The directory returns a list of entries that match your request. Double-click any entry in the list to see the details, which are arranged like an address book entry, to be sure it\'s the person you want. If it is, click Add To Address Book to turn it into an Address Book entry, edit as desired (adding more personal info, usually) and click OK to update the Address Book.

Getting a Digital ID from a File

Digital IDs can be stored in certificate files, usually with the extension .cer. Someone can mail you a third party\'s ID as a file, or you might download the file from a Web-based search system.

To add the digital ID to your Address Book, open the Address Book and create an entry for the person, including his or her e-mail address. (The e-mail address has to match the one to which the certificate is assigned.) Then click the Address Book\'s Digital IDs tab, shown in Figure 31-8. Click the Import button and select the file containing the ID. The Address Book reads the digital ID and adds it to the Address Book entry.
[figure]
\\ Importing or exporting a digital ID

If you want to store someone\'s digital ID in a file to transfer it to another computer or send it to a third person, open the Address Book entry for that person, click the Digital IDs tab, click Export, and specify the file to create.

caution Don\'t try to export your own digital ID this way; bugs in Windows keep it from working.
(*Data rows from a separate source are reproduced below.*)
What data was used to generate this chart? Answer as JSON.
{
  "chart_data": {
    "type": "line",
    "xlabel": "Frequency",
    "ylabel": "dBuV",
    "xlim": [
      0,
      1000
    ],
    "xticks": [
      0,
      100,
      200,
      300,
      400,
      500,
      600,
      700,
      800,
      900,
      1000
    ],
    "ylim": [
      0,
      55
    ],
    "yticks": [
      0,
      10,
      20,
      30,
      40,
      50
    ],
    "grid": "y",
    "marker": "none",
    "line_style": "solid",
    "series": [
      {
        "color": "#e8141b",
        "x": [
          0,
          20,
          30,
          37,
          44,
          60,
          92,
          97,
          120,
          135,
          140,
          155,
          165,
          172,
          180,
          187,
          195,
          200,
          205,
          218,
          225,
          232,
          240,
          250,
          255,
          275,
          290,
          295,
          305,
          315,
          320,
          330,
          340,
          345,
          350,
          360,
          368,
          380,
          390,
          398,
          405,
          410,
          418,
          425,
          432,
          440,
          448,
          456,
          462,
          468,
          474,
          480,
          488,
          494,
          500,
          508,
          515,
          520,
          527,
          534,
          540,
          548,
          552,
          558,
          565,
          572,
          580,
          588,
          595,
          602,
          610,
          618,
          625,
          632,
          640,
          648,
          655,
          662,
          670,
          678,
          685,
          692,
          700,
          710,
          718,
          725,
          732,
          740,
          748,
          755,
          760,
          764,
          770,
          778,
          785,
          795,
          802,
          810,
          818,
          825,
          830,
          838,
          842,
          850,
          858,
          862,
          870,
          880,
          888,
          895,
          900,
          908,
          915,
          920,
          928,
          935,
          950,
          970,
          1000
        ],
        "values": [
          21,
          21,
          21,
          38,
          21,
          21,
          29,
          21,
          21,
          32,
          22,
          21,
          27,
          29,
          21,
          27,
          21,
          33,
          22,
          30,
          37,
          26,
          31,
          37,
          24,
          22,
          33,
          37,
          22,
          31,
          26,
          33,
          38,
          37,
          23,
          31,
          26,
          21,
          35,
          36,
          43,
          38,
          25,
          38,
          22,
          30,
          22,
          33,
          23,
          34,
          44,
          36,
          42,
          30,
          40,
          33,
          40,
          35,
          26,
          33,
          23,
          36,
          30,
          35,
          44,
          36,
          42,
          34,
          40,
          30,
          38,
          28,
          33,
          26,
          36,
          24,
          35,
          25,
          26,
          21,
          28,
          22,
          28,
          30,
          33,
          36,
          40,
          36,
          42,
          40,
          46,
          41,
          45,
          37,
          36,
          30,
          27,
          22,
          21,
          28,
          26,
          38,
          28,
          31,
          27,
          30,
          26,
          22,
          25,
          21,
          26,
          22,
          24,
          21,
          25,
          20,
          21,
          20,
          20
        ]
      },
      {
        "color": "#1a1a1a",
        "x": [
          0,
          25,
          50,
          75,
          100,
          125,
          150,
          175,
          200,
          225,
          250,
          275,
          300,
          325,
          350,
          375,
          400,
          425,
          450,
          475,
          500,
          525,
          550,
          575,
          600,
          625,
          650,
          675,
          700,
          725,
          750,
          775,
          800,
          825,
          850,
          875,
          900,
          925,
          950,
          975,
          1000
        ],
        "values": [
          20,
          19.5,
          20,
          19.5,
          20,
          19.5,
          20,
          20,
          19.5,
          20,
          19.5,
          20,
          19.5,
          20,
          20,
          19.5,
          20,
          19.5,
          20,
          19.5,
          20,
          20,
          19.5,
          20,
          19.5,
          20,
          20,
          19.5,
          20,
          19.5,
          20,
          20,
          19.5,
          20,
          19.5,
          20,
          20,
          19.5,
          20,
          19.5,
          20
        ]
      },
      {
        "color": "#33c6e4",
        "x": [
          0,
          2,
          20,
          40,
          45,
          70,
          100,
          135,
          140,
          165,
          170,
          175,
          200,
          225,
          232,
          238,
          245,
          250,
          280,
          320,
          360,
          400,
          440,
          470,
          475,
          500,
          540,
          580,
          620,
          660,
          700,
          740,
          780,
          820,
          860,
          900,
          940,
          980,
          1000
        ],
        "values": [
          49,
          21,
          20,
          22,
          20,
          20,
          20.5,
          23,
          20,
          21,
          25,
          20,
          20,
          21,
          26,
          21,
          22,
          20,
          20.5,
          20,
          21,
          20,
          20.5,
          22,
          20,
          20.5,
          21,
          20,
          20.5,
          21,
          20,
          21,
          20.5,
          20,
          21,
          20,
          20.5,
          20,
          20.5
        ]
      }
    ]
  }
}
Remember, you can send anyone your digital ID by sending a signed e-mail message.

Receiving Encrypted or Signed Mail

Outlook Express automatically handles incoming encrypted or signed mail. Signed messages have a little orange seal at the right end of the Security line of the message headers; encrypted messages have a little blue lock. When you open the message, Outlook Express automatically validates the signature or decrypts the message. The first time it does so, it displays a special window in place of the actual message, telling you what it did. Scroll down and click Continue to see the actual message. If you\'d rather not see the special window in the future, a box above the Continue button lets you avoid the window in the future.